Quand Paul-Émile Borduas, à la tête du mouvement d’avant-garde automatiste à Montréal, créa le manifeste Refus global en 1948, lui et ses disciples entendaient bien ébranler les certitudes culturelles et morales de la société québécoise. Cependant, Borduas ne s’attendait pas à toutes les conséquences de sa publication, tant sur le plan privé que public. On est allé jusqu’à lui reconnaître un rôle dans l’avènement de la Révolution tranquille des années soixante
Un point tournant dans la carrière de Borduas fut sa découverte en 1938 du Surréalisme et des écrits d’André Breton (1896-1966), fondateur de ce mouvement, qui lui donna l’idée d’une peinture non-préconçue – pour ainsi dire « automatique ». À peu près à la même époque, il s’associa un groupe de jeunes artistes et écrivains qui partageaient son désir de franchir les trop étroites frontières de la société québécoise. Sous la conduite de Borduas, ces artistes se réunirent pour former ce qu’on a fini par appeler le groupe des Automatistes.
Déterminés à marquer le coup, et encouragés par l’ex-étudiant de Borduas, Jean-Paul Riopelle (1923-2002) qui avait signé le manifeste surréaliste Rupture inaugurale à Paris, les Automatistes décidèrent dans un premier temps d’accompagner d’un manifeste leur troisième exposition montréalaise. Borduas se chargea de rédiger l’essai principal, mais Bruno Cormier et Françoise Sullivan (née en 1925), aussi bien que Claude Gauvreau et Fernand Leduc (1916-2014) y contribuèrent également. La publication contenait aussi des reproductions de tableaux des membres du Groupe et des photographies des pièces de Claude Gauvreau. Finalement on remit à plus tard l’exposition, en faveur du seul lancement du manifeste. Refus global parut en 400 copies imprimées à la Gestetner.
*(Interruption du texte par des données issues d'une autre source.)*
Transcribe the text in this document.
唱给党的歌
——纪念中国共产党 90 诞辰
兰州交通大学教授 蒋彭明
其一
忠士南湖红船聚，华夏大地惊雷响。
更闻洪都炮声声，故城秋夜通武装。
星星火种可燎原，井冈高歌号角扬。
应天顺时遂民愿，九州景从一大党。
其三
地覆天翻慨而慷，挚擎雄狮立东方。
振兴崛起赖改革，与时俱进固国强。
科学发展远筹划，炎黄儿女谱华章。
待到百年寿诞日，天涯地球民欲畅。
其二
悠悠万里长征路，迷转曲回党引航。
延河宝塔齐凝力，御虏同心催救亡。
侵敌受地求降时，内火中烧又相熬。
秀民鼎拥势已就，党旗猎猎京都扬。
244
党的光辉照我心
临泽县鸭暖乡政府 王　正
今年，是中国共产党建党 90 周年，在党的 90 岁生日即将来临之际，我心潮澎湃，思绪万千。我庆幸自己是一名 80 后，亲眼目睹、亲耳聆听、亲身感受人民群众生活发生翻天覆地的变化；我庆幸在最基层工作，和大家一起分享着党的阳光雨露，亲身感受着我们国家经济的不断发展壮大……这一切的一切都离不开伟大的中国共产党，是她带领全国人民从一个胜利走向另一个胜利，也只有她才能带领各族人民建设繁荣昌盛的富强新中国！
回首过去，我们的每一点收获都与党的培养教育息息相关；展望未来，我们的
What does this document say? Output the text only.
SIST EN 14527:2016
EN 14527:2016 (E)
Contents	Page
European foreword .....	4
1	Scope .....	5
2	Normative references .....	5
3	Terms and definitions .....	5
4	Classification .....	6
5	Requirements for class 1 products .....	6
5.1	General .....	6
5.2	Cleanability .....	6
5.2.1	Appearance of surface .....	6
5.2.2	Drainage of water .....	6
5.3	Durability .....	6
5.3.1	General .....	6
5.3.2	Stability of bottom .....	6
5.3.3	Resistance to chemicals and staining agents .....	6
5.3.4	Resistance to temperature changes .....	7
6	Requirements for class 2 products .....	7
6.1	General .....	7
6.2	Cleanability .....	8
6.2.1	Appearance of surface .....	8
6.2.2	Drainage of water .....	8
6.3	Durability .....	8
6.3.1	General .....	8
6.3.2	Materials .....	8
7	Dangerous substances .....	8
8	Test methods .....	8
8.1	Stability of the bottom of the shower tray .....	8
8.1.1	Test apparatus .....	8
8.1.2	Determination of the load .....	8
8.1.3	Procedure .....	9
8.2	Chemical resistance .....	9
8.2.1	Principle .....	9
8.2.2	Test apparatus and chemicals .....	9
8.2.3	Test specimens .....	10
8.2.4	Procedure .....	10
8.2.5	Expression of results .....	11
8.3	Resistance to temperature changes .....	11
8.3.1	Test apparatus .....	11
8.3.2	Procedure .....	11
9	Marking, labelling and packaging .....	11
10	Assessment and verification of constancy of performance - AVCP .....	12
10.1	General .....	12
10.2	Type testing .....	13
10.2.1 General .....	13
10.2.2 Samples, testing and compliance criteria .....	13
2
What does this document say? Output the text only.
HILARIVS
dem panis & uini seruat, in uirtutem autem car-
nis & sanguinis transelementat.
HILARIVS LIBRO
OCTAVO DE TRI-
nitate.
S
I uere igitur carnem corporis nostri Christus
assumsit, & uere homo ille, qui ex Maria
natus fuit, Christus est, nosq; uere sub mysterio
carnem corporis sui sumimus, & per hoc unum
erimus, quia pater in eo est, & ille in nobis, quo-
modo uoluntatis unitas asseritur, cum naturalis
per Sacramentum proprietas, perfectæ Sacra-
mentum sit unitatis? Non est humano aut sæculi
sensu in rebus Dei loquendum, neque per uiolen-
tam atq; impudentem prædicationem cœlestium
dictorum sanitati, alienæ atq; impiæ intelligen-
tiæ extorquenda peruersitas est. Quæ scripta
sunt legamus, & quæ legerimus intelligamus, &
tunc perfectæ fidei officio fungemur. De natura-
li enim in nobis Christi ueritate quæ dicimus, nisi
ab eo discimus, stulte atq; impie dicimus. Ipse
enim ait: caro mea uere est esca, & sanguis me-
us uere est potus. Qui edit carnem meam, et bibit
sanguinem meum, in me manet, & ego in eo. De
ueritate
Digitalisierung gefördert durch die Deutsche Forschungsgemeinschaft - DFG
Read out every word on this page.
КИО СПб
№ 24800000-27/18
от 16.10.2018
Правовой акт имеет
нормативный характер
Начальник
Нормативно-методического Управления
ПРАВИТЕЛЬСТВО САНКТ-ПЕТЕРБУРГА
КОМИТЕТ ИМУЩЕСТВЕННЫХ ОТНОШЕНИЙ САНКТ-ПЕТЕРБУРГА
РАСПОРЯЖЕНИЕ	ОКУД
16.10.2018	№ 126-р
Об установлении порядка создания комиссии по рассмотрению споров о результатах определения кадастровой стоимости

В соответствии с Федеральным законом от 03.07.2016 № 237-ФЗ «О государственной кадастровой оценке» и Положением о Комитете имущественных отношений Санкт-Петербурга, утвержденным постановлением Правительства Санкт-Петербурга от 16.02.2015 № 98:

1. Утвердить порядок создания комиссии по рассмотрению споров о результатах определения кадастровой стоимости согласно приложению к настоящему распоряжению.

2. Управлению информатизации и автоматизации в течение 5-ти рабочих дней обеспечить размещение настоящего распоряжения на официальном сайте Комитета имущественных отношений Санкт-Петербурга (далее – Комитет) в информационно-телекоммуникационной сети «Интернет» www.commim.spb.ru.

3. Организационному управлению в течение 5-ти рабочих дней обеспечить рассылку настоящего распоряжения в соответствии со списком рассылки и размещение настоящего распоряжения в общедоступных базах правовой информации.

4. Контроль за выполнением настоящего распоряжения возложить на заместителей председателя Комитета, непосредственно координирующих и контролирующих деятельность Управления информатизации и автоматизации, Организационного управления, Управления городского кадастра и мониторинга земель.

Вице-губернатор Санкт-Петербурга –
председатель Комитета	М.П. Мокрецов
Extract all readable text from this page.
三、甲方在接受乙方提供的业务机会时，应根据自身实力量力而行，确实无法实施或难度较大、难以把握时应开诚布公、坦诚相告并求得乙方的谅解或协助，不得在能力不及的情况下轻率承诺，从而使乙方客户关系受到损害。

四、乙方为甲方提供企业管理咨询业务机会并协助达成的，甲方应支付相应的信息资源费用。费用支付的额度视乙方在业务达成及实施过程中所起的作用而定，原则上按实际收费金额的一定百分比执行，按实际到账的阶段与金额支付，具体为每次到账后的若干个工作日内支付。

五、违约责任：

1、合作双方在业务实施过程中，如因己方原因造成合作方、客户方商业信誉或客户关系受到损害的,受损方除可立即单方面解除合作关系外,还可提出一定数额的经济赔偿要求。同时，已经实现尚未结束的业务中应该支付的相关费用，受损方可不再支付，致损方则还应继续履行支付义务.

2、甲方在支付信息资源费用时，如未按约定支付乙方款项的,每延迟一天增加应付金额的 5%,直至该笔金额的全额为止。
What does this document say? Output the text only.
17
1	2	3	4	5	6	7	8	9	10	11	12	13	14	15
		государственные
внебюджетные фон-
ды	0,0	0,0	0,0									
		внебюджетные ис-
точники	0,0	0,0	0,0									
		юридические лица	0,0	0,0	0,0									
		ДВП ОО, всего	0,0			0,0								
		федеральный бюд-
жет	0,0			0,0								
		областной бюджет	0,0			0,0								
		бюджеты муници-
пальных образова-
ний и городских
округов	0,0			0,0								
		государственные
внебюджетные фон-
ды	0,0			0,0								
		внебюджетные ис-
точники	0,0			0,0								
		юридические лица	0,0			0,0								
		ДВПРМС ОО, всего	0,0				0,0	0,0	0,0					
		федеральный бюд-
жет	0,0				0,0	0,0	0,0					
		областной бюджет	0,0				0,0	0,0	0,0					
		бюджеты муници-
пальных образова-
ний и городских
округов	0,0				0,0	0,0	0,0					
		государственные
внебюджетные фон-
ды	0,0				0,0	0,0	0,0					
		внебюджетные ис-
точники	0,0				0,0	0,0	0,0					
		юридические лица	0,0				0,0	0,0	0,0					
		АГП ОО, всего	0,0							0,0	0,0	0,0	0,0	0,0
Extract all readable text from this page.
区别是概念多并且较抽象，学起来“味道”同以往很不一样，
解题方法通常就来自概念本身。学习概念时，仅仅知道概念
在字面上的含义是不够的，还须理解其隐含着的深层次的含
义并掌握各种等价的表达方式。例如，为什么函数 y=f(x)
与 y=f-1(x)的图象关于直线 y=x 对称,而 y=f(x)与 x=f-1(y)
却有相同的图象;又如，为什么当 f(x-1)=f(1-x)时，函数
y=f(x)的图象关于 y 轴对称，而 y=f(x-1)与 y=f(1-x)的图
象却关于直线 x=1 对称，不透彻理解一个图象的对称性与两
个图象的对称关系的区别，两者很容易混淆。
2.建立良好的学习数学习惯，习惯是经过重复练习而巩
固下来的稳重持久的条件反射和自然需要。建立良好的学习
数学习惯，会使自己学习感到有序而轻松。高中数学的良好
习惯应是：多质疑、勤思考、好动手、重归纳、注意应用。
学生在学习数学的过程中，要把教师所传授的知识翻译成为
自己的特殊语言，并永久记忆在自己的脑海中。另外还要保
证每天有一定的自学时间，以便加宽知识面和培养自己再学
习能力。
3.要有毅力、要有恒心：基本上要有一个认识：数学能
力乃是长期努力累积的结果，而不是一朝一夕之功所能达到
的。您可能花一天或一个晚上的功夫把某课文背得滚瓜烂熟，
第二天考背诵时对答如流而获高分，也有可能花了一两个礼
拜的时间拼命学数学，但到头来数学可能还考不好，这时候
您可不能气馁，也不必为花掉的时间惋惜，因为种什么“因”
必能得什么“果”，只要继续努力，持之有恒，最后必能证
Les copies furent mises en vente à la Librairie Tranquille, à Montréal, le 9 août 1948.
Dans le manifeste, Borduas attaquait de front le communautarisme (ou, comme on dit, l’esprit de clocher) du Québec, l’oppression moralisante du catholicisme, et le nationalisme étroit d’esprit du gouvernement provincial sous Maurice Duplessis. Les conséquences du geste posé ne se firent pas attendre. Borduas fut suspendu de ses fonctions à l’École du meuble et se retrouva sans salaire à partir du 4 septembre 1948. Le ministre provincial de la Jeunesse et du bien-être social justifiait sa décision en ces termes : «…les écrits et les manifestes (sic) qu’il publie, ainsi que son état d’esprit, ne sont pas de nature à favoriser l’enseignement que nous voulons donner à nos élèves… ».
Les répercussions du manifeste dépassent de beaucoup la carrière de Borduas. Ses jeunes (et moins jeunes) disciples furent également affectés. Quelques-uns, comme Riopelle et Leduc, choisirent de quitter le Québec avec leur conjointe et d’aller vivre en France. Marcelle Ferron fera de même un peu plus tard. Mais d’autres – ceux qu’on appelait les « jeunes frères », Marcel Barbeau, Jean-Paul Mousseau et Claude Gauvreau – s’intéressèrent de plus près à la chose politique. Déterminés, comme le recommandait le manifeste de ne pas s’enfermer dans la seule « bourgade plastique », ils s’efforcèrent de porter leur art et leurs idées sur la place publique, notamment par des polémiques dans les journaux et les revues. Inquiété par le fait qu’ils s’illusionnaient peut-être sur l’impact qu’ils pouvaient avoir sur les sensibilités dominantes, Borduas écrivit en 1950 son texte, « Communication intime à mes chers amis », où il leur rappelait : « L’œuvre poétique a une portée sociale profonde, mais combien lente, puisqu’elle doit être assimilée par une quantité indéterminée d’hommes et de femmes à qui aucune puissance, autre que le dynamisme de l’œuvre, puisse s’imposer ».